China tech crackdown: no more tax-free riches for live-streaming stars as Beijing tightens oversight
- Platforms need to deduct personal income tax for live streamers, a move that could translate into hefty tax payments for online influencers
- The new guidelines also prohibit exaggerated or misleading marketing practices in live streams
China’s newly published live-streaming regulations are set to put an end to live-streamers’ dreams of tax-free riches, according to legal analysts.
Under new rules jointly issued by the Cyberspace Administration of China, State Administration of Tax, and State Administration for Market Regulation, platforms are required to provide twice-yearly reports on their live-streamers, including information such as personal identification, bank account and income details.
Under the regulation, which came into effect on Wednesday, platforms also need to deduct personal income tax from live-streamers’ revenue, a move that could translate into hefty tax payments for online influencers.

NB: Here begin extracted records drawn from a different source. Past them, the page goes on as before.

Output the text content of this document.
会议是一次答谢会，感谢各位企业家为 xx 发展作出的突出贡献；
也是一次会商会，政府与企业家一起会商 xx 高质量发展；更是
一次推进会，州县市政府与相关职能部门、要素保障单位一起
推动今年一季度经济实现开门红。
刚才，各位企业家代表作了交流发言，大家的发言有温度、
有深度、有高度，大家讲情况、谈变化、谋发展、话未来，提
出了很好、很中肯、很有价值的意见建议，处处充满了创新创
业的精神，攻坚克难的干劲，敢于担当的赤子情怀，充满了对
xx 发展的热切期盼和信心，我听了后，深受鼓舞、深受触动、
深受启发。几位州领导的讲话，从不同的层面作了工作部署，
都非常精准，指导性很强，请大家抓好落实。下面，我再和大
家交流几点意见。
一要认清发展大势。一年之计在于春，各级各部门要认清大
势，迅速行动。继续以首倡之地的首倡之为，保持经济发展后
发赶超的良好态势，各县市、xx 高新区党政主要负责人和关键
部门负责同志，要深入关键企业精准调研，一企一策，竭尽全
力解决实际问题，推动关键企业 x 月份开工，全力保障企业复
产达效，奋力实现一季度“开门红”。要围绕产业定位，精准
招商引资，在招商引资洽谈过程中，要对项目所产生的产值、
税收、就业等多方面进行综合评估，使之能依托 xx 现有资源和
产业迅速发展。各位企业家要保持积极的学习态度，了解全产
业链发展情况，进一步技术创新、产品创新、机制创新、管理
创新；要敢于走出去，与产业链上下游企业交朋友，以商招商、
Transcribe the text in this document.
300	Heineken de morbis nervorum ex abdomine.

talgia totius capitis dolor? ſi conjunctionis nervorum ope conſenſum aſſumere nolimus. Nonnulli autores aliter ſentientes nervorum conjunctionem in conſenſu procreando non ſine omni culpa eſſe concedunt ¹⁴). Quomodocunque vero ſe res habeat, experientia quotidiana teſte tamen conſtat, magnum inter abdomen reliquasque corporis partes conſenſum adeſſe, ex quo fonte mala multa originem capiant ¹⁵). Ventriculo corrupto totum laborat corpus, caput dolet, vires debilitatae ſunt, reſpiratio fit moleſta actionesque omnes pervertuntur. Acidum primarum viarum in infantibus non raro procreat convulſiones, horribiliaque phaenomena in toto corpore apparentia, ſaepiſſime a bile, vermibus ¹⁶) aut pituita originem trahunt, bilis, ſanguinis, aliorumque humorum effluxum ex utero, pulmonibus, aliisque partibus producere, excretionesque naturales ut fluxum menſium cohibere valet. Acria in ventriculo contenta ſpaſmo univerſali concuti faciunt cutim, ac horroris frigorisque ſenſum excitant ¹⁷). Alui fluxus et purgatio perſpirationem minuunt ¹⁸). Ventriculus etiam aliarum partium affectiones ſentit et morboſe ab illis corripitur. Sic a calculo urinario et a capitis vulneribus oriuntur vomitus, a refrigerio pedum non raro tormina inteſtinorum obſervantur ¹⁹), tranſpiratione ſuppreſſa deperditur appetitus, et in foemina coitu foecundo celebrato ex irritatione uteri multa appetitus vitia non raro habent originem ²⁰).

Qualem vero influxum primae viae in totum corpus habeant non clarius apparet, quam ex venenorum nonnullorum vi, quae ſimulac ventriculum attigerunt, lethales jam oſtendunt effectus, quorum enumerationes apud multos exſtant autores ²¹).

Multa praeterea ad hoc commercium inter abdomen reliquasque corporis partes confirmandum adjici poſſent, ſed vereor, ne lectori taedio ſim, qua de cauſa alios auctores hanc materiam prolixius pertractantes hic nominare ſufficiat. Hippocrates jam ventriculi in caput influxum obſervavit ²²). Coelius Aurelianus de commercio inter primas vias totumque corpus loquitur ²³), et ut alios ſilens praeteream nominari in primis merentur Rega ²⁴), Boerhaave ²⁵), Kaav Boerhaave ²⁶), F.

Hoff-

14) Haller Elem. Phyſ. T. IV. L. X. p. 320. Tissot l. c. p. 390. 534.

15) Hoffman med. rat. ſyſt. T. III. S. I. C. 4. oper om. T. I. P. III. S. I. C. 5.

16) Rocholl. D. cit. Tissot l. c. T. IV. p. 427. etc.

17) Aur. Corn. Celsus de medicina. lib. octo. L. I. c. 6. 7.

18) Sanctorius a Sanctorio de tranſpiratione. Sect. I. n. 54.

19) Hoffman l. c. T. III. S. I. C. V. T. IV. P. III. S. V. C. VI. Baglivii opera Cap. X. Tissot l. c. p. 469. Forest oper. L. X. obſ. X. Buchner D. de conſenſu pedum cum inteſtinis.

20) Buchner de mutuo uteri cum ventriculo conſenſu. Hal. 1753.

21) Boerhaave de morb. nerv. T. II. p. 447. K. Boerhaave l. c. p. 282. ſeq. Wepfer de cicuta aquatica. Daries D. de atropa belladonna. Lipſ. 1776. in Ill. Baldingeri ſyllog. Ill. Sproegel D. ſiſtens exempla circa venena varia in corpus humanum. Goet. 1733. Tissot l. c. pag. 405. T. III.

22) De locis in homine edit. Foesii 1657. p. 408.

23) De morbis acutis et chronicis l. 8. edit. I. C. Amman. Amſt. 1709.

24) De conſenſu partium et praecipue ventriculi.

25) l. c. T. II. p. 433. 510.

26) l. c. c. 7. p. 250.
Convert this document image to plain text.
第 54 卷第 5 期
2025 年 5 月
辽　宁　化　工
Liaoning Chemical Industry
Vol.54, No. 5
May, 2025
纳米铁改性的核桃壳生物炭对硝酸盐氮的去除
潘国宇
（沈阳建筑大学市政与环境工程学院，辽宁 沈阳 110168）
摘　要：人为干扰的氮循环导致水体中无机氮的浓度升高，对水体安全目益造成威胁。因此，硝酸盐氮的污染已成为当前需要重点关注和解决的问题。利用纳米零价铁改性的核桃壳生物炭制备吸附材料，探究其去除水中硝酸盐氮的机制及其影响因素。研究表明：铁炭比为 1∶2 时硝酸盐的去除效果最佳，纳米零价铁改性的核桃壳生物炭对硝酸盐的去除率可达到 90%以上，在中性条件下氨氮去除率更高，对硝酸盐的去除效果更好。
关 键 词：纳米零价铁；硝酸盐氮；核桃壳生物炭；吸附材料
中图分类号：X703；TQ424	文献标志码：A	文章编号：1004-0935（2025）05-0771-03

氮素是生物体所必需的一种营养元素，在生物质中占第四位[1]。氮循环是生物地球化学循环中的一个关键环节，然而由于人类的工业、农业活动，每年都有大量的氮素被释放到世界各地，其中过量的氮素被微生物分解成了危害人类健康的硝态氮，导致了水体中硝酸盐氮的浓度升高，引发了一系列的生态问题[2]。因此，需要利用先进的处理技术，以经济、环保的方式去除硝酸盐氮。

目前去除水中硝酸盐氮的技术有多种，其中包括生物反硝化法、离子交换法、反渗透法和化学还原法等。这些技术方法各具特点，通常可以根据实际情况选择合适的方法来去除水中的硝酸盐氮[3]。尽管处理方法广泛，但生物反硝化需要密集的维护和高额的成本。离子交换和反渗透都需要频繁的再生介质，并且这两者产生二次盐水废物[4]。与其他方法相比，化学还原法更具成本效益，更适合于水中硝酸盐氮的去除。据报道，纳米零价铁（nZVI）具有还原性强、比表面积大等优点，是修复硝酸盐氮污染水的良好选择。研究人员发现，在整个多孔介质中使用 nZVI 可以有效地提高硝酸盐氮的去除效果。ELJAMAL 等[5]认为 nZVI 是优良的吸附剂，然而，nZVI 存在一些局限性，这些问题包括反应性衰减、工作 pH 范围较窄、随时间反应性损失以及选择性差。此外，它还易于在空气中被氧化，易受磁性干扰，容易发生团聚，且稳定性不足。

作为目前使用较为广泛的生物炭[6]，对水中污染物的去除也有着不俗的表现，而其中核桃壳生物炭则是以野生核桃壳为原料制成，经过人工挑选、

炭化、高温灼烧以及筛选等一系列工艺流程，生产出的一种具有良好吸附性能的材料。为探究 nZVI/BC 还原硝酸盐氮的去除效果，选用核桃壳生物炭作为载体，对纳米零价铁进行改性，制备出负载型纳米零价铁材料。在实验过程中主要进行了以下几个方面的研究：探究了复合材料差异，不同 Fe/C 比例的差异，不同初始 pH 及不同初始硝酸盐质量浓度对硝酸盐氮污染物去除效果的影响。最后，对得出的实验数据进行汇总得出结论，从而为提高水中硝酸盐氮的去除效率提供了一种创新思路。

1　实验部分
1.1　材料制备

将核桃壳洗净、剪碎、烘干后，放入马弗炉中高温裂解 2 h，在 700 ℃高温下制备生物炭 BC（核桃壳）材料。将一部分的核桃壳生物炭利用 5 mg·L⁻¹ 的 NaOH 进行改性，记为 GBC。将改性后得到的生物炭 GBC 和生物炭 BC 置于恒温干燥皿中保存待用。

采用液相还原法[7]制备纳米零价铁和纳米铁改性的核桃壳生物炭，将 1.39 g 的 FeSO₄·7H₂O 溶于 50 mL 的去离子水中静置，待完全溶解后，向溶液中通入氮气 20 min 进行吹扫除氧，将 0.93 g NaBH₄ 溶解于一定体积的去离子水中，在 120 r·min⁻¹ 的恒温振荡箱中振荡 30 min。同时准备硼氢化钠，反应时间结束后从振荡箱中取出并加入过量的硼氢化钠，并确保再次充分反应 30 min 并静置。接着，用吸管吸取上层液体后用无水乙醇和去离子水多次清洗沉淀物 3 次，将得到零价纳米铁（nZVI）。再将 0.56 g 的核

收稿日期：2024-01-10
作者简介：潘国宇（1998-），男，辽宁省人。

“The guidelines have put an end to the era of live-streamers making money without much effort,” said Wang Yang, a lawyer at Yingke Law Firm. “Live-streamers can only earn money they deserve … rather than getting rich overnight.”
Unlike previous guidelines where regulators would just advise people to “pay taxes properly”, Wang said the new rules provide a precise mechanism for collecting taxes.
“In the past, tax departments had no idea when you became a live-streamer as the information on live-streaming platforms was not shared with tax authorities,” she said. “Now, there is no place for live-streamers to hide.”
The move comes as tax authorities have ramped up their efforts to regulate the live-streaming industry. Viya, one of China’s top influencers, was fined 1.3 billion yuan (US$204 million) in December for tax evasion and subsequently disappeared from social media and live-streaming platforms. In November, top live-streamer Zhu Chenhui was fined millions of yuan for tax evasion and also was scrubbed from the internet.
A live-streamer in Shanghai told the Post earlier this year that it was common for them to avoid paying tax. For example, they would try to sell more agricultural products, as those kinds of goods qualified for preferential tax treatment.
Platforms also deduct tax for us, as the "money always goes to the platforms first", then we can get the cash out, according to the live-streamer, who declined to be named because of the sensitivity of the matter.
Everyone tries to avoid paying some taxes "within a reasonable range", she said. Less-known live-streamers cannot make much profit, so paying some taxes is fine for the popular streamers.
Although live-streaming platforms were already required to withhold tax, the new regulation makes it clearer, according to Cui Yanshuang, a Shanghai-based lawyer at law firm RICC & CO. “As it is a relatively new industry, platforms don’t know what to do when regulatory requirements are not clear enough,” she said.
The guidelines also prohibit exaggerated or misleading marketing practices in live streams. Live-streamers who discuss price comparisons of products in videos should also show their advice in text to better protect consumers, authorities said.
You Yunting, a senior partner at Shanghai Debund Law Firm Offices, pointed out that the new guidelines went beyond tax issues because they prioritised the responsibility of platforms to regulate content.
“The economic aspect is of secondary importance. The main focus is still on the direction of the content,” You said.
However, You warned that platforms should proactively comply with the new regulatory requirements, even at the risk of losing eye-catching content and bearing higher compliance costs. “If the platforms fail to comply with the policies, it will not just be a question of profits, but the existence of the platforms themselves,” You said.
Streaming platforms are also expecting a slowdown in business amid the uncertainty over new tax policies. Tencent Music Entertainment, the music arm of internet giant Tencent Holdings, said its first-quarter performance came under pressure from the tax crackdown. Last year, the company generated nearly two thirds of its revenue from social entertainment, including live-streaming tips.
“There are changes to the industry around taxation that effectively increased the cost of doing business for many of the live streaming hosts, so some of them need to adjust their activity levels,” Tony Yip, chief strategy officer of Tencent Music, said in a conference call with analysts last week.
Kuaishou Technology said on Thursday that regulation will help the industry grow in a “more healthy and sustainable” way. The company will “provide tax-related data to tax departments in accordance with the regulations, continue to offer tax knowledge training to live-streamers, and help live-streamers better meet the tax obligations”, it said in a statement to the Post.
TikTok owner ByteDance and Alibaba Group Holding, which operates the Taobao Live platform, did not immediately respond to a request for comment. Alibaba is the parent company of the Post.